The Gazette reports that a bill setting up a raffle for hunting licenses for Colorado big game is scheduled for Tuesday in the state Senate, but it has conservation and animal rights groups lining up to oppose it. When aren’t animal rights groups opposing hunting progress?
Senate Bill 137 would direct the state Parks and Wildlife department to set up a raffle for hunting licenses for ten species in Colorado: Shiras moose, Rocky Mountain elk, mule deer, white-tailed deer, Rocky Mountain bighorn sheep, desert bighorn sheep, Rocky Mountain goats, Pronghorn antelope, black bears and mountain lions. Republican Sen. Ray Scott of Grand Junction is the measure’s sponsor.
Fifty bucks seems like a good deal, what exactly does that include though?
The raffle tickets are $50 each and a person can buy up to 25 tickets; each ticket enters the purchaser into a raffle for each species hunting license.
The bill dictates that some of the money from the raffle will go to administer the drawing, while half would go to wildlife habitat conservation or restoration, recruitment of new hunters or protecting the North American Model of Wildlife Conservation. The model has seven basic principles, including that “individuals may legally kill certain wild animals under strict guidelines for food and fur, self-defense and property protection. Laws restrict against the casual killing of wildlife merely for antlers, horns or feathers.”
Animal rights groups are already labeling the bill as permission to trophy hunt.
Non-hunters don’t line up to donate money to save wildlife. It will only take a few hunters to accomplish the goal vs. the vast amounts of wine and veggie trays at parties designed for liberals to mingle while claiming to save the planet.
Colorado Voters for Animals and Conservation Colorado are both opposed, as is Maxine Mager of Creative Acres, a no-kill animal sanctuary in Brighton.
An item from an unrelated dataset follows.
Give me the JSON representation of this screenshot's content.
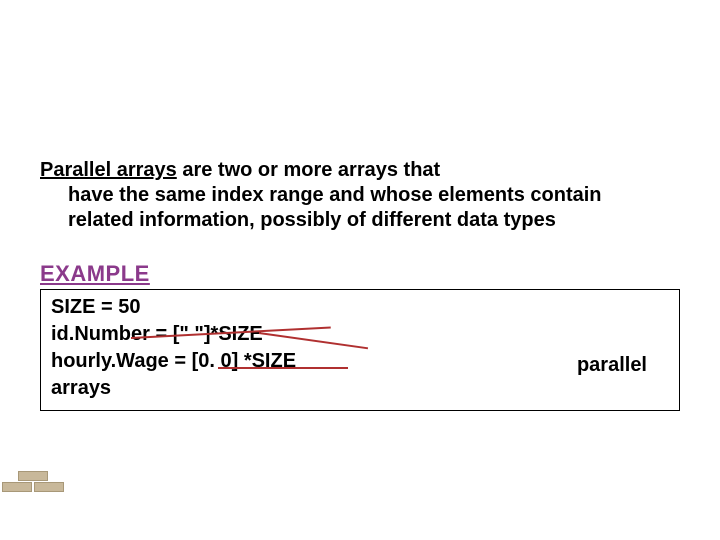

She told Colorado Politics that the idea sends a bad message about Colorado “and it’s narrow thinking, if the goal is to raise money for wildlife programs. I think you’d make more money, if that’s really the goal, if you open it up to more people and not just hunters,” she said.
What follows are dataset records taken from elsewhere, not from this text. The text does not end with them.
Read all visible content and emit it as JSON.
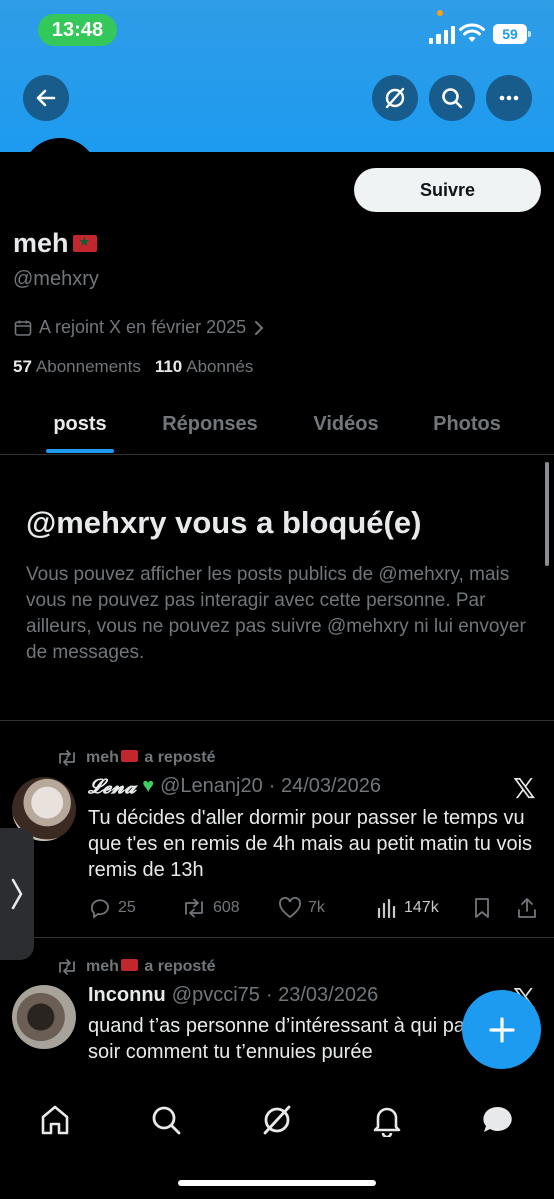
{
  "status": {
    "time": "13:48",
    "battery": "59"
  },
  "profile": {
    "follow_label": "Suivre",
    "display_name": "meh",
    "handle": "@mehxry",
    "joined": "A rejoint X en février 2025",
    "following_count": "57",
    "following_label": "Abonnements",
    "followers_count": "110",
    "followers_label": "Abonnés"
  },
  "tabs": [
    {
      "label": "posts"
    },
    {
      "label": "Réponses"
    },
    {
      "label": "Vidéos"
    },
    {
      "label": "Photos"
    }
  ],
  "blocked": {
    "title": "@mehxry vous a bloqué(e)",
    "text": "Vous pouvez afficher les posts publics de @mehxry, mais vous ne pouvez pas interagir avec cette personne. Par ailleurs, vous ne pouvez pas suivre @mehxry ni lui envoyer de messages."
  },
  "posts": [
    {
      "repost_label": "meh",
      "repost_suffix": "a reposté",
      "author": "𝓛𝓮𝓷𝓪",
      "handle": "@Lenanj20",
      "date": "· 24/03/2026",
      "text": "Tu décides d'aller dormir pour passer le temps vu que t'es en remis de 4h mais au petit matin tu vois remis de 13h",
      "replies": "25",
      "reposts": "608",
      "likes": "7k",
      "views": "147k"
    },
    {
      "repost_label": "meh",
      "repost_suffix": "a reposté",
      "author": "Inconnu",
      "handle": "@pvcci75",
      "date": "· 23/03/2026",
      "text": "quand t’as personne d’intéressant à qui parler le soir comment tu t’ennuies purée"
    }
  ],
  "colors": {
    "accent": "#1d9bf0",
    "background": "#000000",
    "muted": "#71767b"
  }
}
Mager plans to testify at Tuesday’s hearing and will suggest other things that could be raffled off instead of killing animals. She wouldn’t say what those other things might be, but added that conservationists, hunters and animal-rights advocates could agree on them.
Mager called the bill “a symbol we’re sending” about killing iconic animals. “It’s about how we want Colorado to be represented.”
Scott is expected to offer amendments to the bill when it goes through the Senate Finance Committee Tuesday, although how those amendments will change the bill is unknown.
The bill’s fiscal analysis points out that the raffle is expected to bring in about $277,635, but the analysis also said the bill will cost the state slightly more than that to administer the raffle and the other programs tied to it.